Залеха наставила на обидчицу словно из воздуха вынутый обрезанный ствол, Муза же уставилась на террористку из своего корыта припрятанным на дне на случай чего-то такого и теперь оказавшимся столь кстати ужасающим ружьём для подводной охоты.
Егор, удерживая Петрова одной рукой, другой вытащил из-за пазухи Макарова и приказал дамам сложить оружие.
— Слушайтесь Егора, он настоящий гангста, — прокричал из-под батареи Фома.
— Ну вот и плюй ему в морду после этого, — глумливо изумился Крысавин. — Отбой, барышни. Залеха, убери пушку, а то запалы не получишь. Мир, дружба и в человецех благоебение! Толерантность и мультикультуральность!
Залеха лёгким жестом растворила в пространстве укороченный кольт, будто и не было его. Подводное ружьё мирно пошло ко дну. В полной тишине, нарушаемой только мелодичным гулением Петрова, Крысавин набросал каких-то зловещих запчастей в бумажную сумку из-под армани, сунул сумку Залехе, буркнув «запалы; вместо селитры чистого пластиду даю как бонус; привет Ахмаду и Мусе; удачи в Риге», — выпроводил горячую гостью за порог.
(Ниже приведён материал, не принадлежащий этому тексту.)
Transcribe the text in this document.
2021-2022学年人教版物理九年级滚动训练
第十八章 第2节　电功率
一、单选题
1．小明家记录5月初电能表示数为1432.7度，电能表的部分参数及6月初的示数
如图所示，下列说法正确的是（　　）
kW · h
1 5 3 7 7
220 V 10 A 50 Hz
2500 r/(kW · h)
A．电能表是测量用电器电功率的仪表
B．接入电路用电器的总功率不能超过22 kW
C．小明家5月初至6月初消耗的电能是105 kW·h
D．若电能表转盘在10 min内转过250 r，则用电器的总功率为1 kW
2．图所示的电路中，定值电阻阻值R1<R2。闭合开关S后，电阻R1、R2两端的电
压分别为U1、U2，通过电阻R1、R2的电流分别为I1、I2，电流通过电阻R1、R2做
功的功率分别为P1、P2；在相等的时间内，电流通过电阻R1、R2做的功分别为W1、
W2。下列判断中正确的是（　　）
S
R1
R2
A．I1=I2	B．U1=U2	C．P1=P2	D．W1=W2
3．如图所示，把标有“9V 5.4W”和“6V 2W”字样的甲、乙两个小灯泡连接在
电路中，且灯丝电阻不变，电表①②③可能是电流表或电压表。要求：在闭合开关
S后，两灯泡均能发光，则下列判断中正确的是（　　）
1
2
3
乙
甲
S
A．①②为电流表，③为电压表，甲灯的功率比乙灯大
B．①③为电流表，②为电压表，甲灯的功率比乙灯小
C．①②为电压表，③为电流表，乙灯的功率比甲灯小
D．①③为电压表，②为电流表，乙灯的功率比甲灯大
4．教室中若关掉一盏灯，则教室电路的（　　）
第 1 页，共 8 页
— Чтоб больше я её здесь не видела. Ты меня понял, Крыса? — опять загневалась Муза.
— А ты донеси, хиппуша беззубая, чекистам стукни! — окрысился Наум. — Ты всю молодость на винте проторчала и с байкерами, выражаясь по-чеховски, протараканилась; власть цветов, все братья/сёстры, make love, not war,[15]и что? От вашей нежности, любви и лени ожирение одно произошло, свинство вселенское, власть негодяев, война уродов против фриков на все времена. А такие, как Залеха, верят. В справедливость и свободу. В то, что жить нужно не только для употребления внутрь мякины, клейковины и говядины, а наружу тачек, дач и тёлок, а ещё и для исправления кривого мира, и для чести, для правды. У неё, у Залехи, мужа и маленького сына, между прочим, федералы в жигулях сожгли, когда они в магазин за игрушками ехали. Ну, муж, допустим, по ночам сам федералов резал, днём учителем химии прикидываясь. Допустим, поверим, хотя не доказано ни черта! А сын? Хасанчик? Ему двух лет не было, вот с Петрова возрастом был. За что его?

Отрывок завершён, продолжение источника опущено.